Несколько десятилетий превосходство Перикла было неоспоримым, что постоянно кто-нибудь оспаривал, хотя бы нападками и преследованиями его друзей, как мы видели, Фидия, Анаксагора, Аспасии. Можно подумать, это всего лишь политическая борьба за власть, средства которой не изменились до наших дней. Между тем враги Перикла предлагали не просто какие-то лучшие решения в вопросах войны и мира, а выступали против нового умонастроения, которое утверждалось возвышенным и прекрасным искусством Фидия, глубочайшими прозрениями и догадками Анаксагора, что подхватила аттическая трагедия, и новым образом жизни женщин, чему подавала пример Аспасия.

Все эти новые веяния в развитии культуры население Аттики, в большинстве своем мелкие земледельцы, воспринимало за излишнюю свободу, роскошь и разврат, что подхватывали демагоги и комические поэты во главе с Аристофаном, преследуя собственные цели или просто изощряясь в остроумии, с призывами за возврат к старинной вере предков, к патриархальным нравам и к суровой простоте быта, что сохранила в почти нетронутом виде Спарта, по сравнению с Афинами и даже с островными государствами бедная страна, но сильная своим единством.

Так, противоречивые тенденции внутри афинского общества проступали в извечном соперничестве Афин и Спарты с постоянными военными конфликтами, пока не разразилась Пелопоннесская война (431-404 гг до н.э.). В условиях войны Перикла его враги обвинили в растрате государственных средств и устранили от руководства военными действиями, что, конечно, не привело ни к чему хорошему. В довершение всех бедствий войны разразилась чума в Афинах, где за ее стенами укрылось население Аттики. Стоя Поикиле с картиной Полигнота «Разорение Трои» превратилось в прибежище беженцев, тут же умиравших от чумы.

Перикл снова был призван народом; он отправился в поход на кораблях вокруг Пелопоннеса с целью разоренья Спарты с моря, как Спарта занималась тем же самым с суши, вторгаясь глубоко в Аттику.
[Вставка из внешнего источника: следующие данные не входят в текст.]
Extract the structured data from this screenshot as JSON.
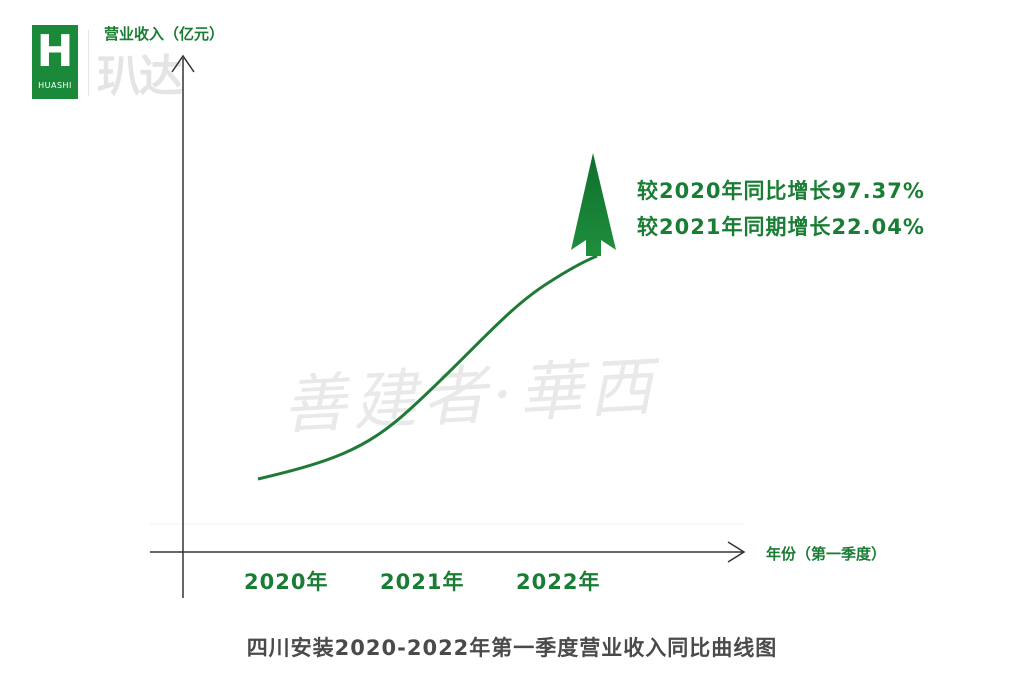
{
  "logo": {
    "icon": "huashi-logo-icon",
    "brand": "HUASHI",
    "glyph": "玐达"
  },
  "watermark": "善建者·華西",
  "colors": {
    "accent": "#1a7d34",
    "curve": "#1f7a37",
    "axis": "#333333",
    "caption": "#4a4a4a"
  },
  "chart_data": {
    "type": "line",
    "title": "四川安装2020-2022年第一季度营业收入同比曲线图",
    "xlabel": "年份（第一季度）",
    "ylabel": "营业收入（亿元）",
    "categories": [
      "2020年",
      "2021年",
      "2022年"
    ],
    "grid": false,
    "legend": "none",
    "trend": "increasing",
    "arrow": "up",
    "annotations": [
      "较2020年同比增长97.37%",
      "较2021年同期增长22.04%"
    ]
  }
}
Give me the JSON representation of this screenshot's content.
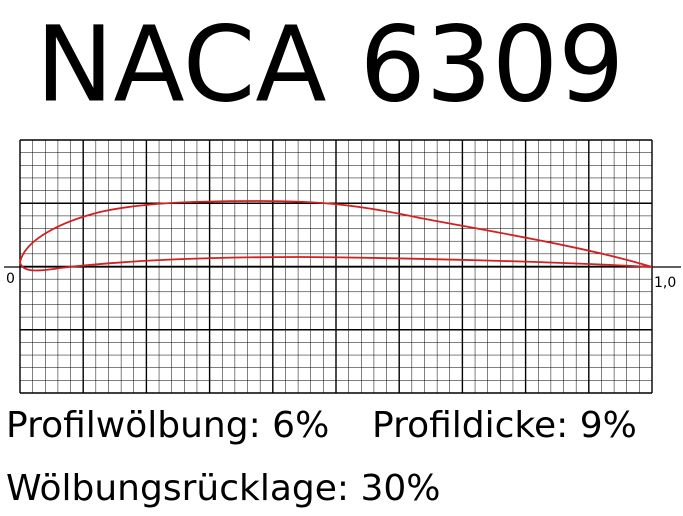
{
  "title": "NACA 6309",
  "axis": {
    "start_label": "0",
    "end_label": "1,0"
  },
  "parameters": {
    "camber": "Profilwölbung: 6%",
    "thickness": "Profildicke: 9%",
    "camber_position": "Wölbungsrücklage: 30%"
  }
}
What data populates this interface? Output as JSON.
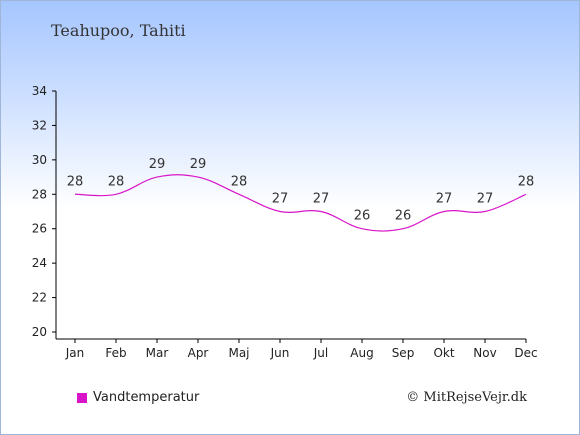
{
  "title": "Teahupoo, Tahiti",
  "legend": {
    "label": "Vandtemperatur",
    "color": "#d814c8"
  },
  "copyright": "© MitRejseVejr.dk",
  "chart_data": {
    "type": "line",
    "categories": [
      "Jan",
      "Feb",
      "Mar",
      "Apr",
      "Maj",
      "Jun",
      "Jul",
      "Aug",
      "Sep",
      "Okt",
      "Nov",
      "Dec"
    ],
    "series": [
      {
        "name": "Vandtemperatur",
        "values": [
          28,
          28,
          29,
          29,
          28,
          27,
          27,
          26,
          26,
          27,
          27,
          28
        ],
        "color": "#d814c8"
      }
    ],
    "ylim": [
      20,
      34
    ],
    "yticks": [
      20,
      22,
      24,
      26,
      28,
      30,
      32,
      34
    ],
    "xlabel": "",
    "ylabel": "",
    "grid": false,
    "legend_position": "bottom-left"
  }
}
На афинских кораблях началась эпидемия; Перикл по возвращении вскоре скончался (429 год до н.э.). Век Перикла шел к концу в заревах войны, бедствий чумы и гражданских распрей после его смерти.
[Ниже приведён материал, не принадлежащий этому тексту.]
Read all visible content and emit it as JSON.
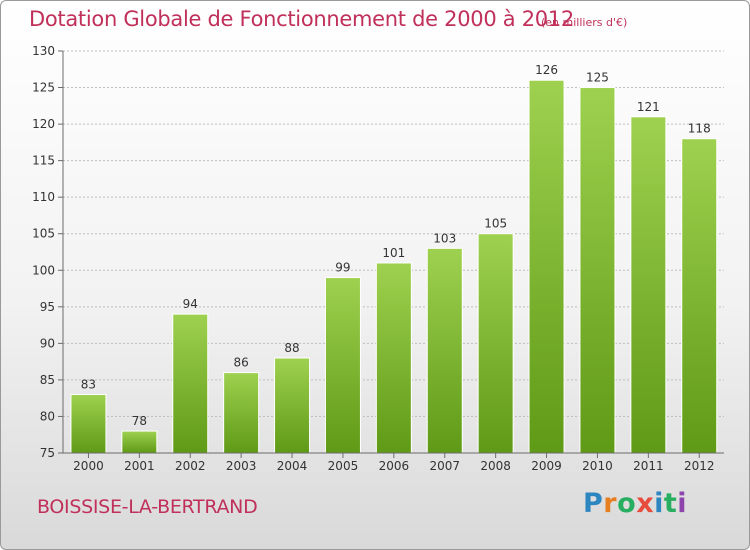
{
  "header": {
    "title": "Dotation Globale de Fonctionnement de 2000 à 2012",
    "unit": "(en milliers d'€)"
  },
  "footer": {
    "commune": "BOISSISE-LA-BERTRAND",
    "logo_letters": [
      "P",
      "r",
      "o",
      "x",
      "i",
      "t",
      "i"
    ],
    "logo_colors": [
      "#2e86c1",
      "#e67e22",
      "#27ae60",
      "#e74c3c",
      "#2e86c1",
      "#27ae60",
      "#8e44ad"
    ]
  },
  "colors": {
    "accent": "#c0305a",
    "bar_top": "#9ed14f",
    "bar_bottom": "#5f9a16",
    "grid": "#bfbfbf",
    "axis": "#6b6b6b"
  },
  "chart_data": {
    "type": "bar",
    "title": "Dotation Globale de Fonctionnement de 2000 à 2012",
    "subtitle": "(en milliers d'€)",
    "categories": [
      "2000",
      "2001",
      "2002",
      "2003",
      "2004",
      "2005",
      "2006",
      "2007",
      "2008",
      "2009",
      "2010",
      "2011",
      "2012"
    ],
    "values": [
      83,
      78,
      94,
      86,
      88,
      99,
      101,
      103,
      105,
      126,
      125,
      121,
      118
    ],
    "ylim": [
      75,
      130
    ],
    "yticks": [
      75,
      80,
      85,
      90,
      95,
      100,
      105,
      110,
      115,
      120,
      125,
      130
    ],
    "grid": true,
    "legend": "none",
    "xlabel": "",
    "ylabel": ""
  }
}
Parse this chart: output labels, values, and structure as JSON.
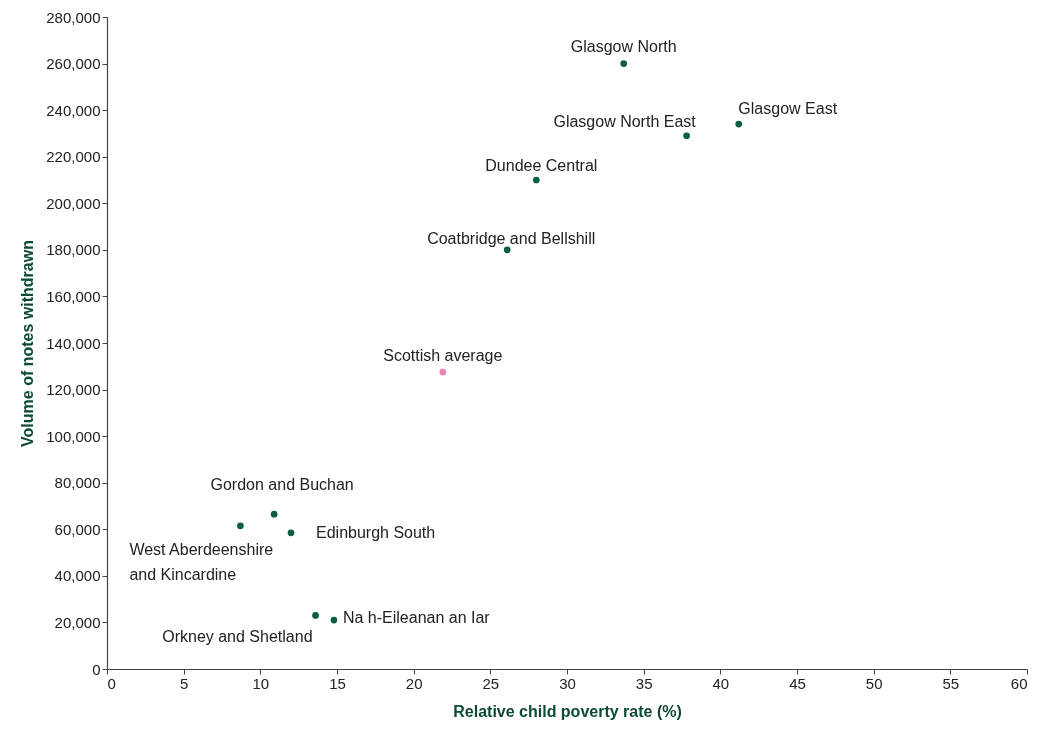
{
  "chart_data": {
    "type": "scatter",
    "xlabel": "Relative child poverty rate (%)",
    "ylabel": "Volume of notes withdrawn",
    "xlim": [
      0,
      60
    ],
    "ylim": [
      0,
      280000
    ],
    "xticks": [
      0,
      5,
      10,
      15,
      20,
      25,
      30,
      35,
      40,
      45,
      50,
      55,
      60
    ],
    "yticks": [
      {
        "value": 0,
        "label": "0"
      },
      {
        "value": 20000,
        "label": "20,000"
      },
      {
        "value": 40000,
        "label": "40,000"
      },
      {
        "value": 60000,
        "label": "60,000"
      },
      {
        "value": 80000,
        "label": "80,000"
      },
      {
        "value": 100000,
        "label": "100,000"
      },
      {
        "value": 120000,
        "label": "120,000"
      },
      {
        "value": 140000,
        "label": "140,000"
      },
      {
        "value": 160000,
        "label": "160,000"
      },
      {
        "value": 180000,
        "label": "180,000"
      },
      {
        "value": 200000,
        "label": "200,000"
      },
      {
        "value": 220000,
        "label": "220,000"
      },
      {
        "value": 240000,
        "label": "240,000"
      },
      {
        "value": 260000,
        "label": "260,000"
      },
      {
        "value": 280000,
        "label": "280,000"
      }
    ],
    "grid": false,
    "legend": false,
    "marker": "circle",
    "series": [
      {
        "name": "Glasgow North",
        "color": "#0b5e3f",
        "x": [
          33.7
        ],
        "values": [
          260000
        ]
      },
      {
        "name": "Glasgow East",
        "color": "#0b5e3f",
        "x": [
          41.2
        ],
        "values": [
          234000
        ]
      },
      {
        "name": "Glasgow North East",
        "color": "#0b5e3f",
        "x": [
          37.8
        ],
        "values": [
          229000
        ]
      },
      {
        "name": "Dundee Central",
        "color": "#0b5e3f",
        "x": [
          28
        ],
        "values": [
          210000
        ]
      },
      {
        "name": "Coatbridge and Bellshill",
        "color": "#0b5e3f",
        "x": [
          26.1
        ],
        "values": [
          180000
        ]
      },
      {
        "name": "Scottish average",
        "color": "#e883b4",
        "x": [
          21.9
        ],
        "values": [
          127500
        ]
      },
      {
        "name": "Gordon and Buchan",
        "color": "#0b5e3f",
        "x": [
          10.9
        ],
        "values": [
          66500
        ]
      },
      {
        "name": "West Aberdeenshire and Kincardine",
        "color": "#0b5e3f",
        "x": [
          8.7
        ],
        "values": [
          61500
        ]
      },
      {
        "name": "Edinburgh South",
        "color": "#0b5e3f",
        "x": [
          12
        ],
        "values": [
          58500
        ]
      },
      {
        "name": "Orkney and Shetland",
        "color": "#0b5e3f",
        "x": [
          13.6
        ],
        "values": [
          23000
        ]
      },
      {
        "name": "Na h-Eileanan an Iar",
        "color": "#0b5e3f",
        "x": [
          14.8
        ],
        "values": [
          21000
        ]
      }
    ]
  }
}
В лидеры выдвинулся богатый кожевник Клеон, который производил на афинян и как оратор, и как полководец забавное впечатление, и если они находили повод посмеяться и над Периклом, то над Клеоном прямо хохотали, а Аристофан лишь подливал масла в огонь, выведя в комедии «Всадники» в числе главных действующих лиц Демоса и Кожевника, который заправляет делами Демоса. Клеон, обвинивший ранее Аристофана в измене и приговоривший к штрафу за критику его политики в комедии «Вавилоняне», на этот раз смолчал, впрочем, вскоре он погиб в сражении.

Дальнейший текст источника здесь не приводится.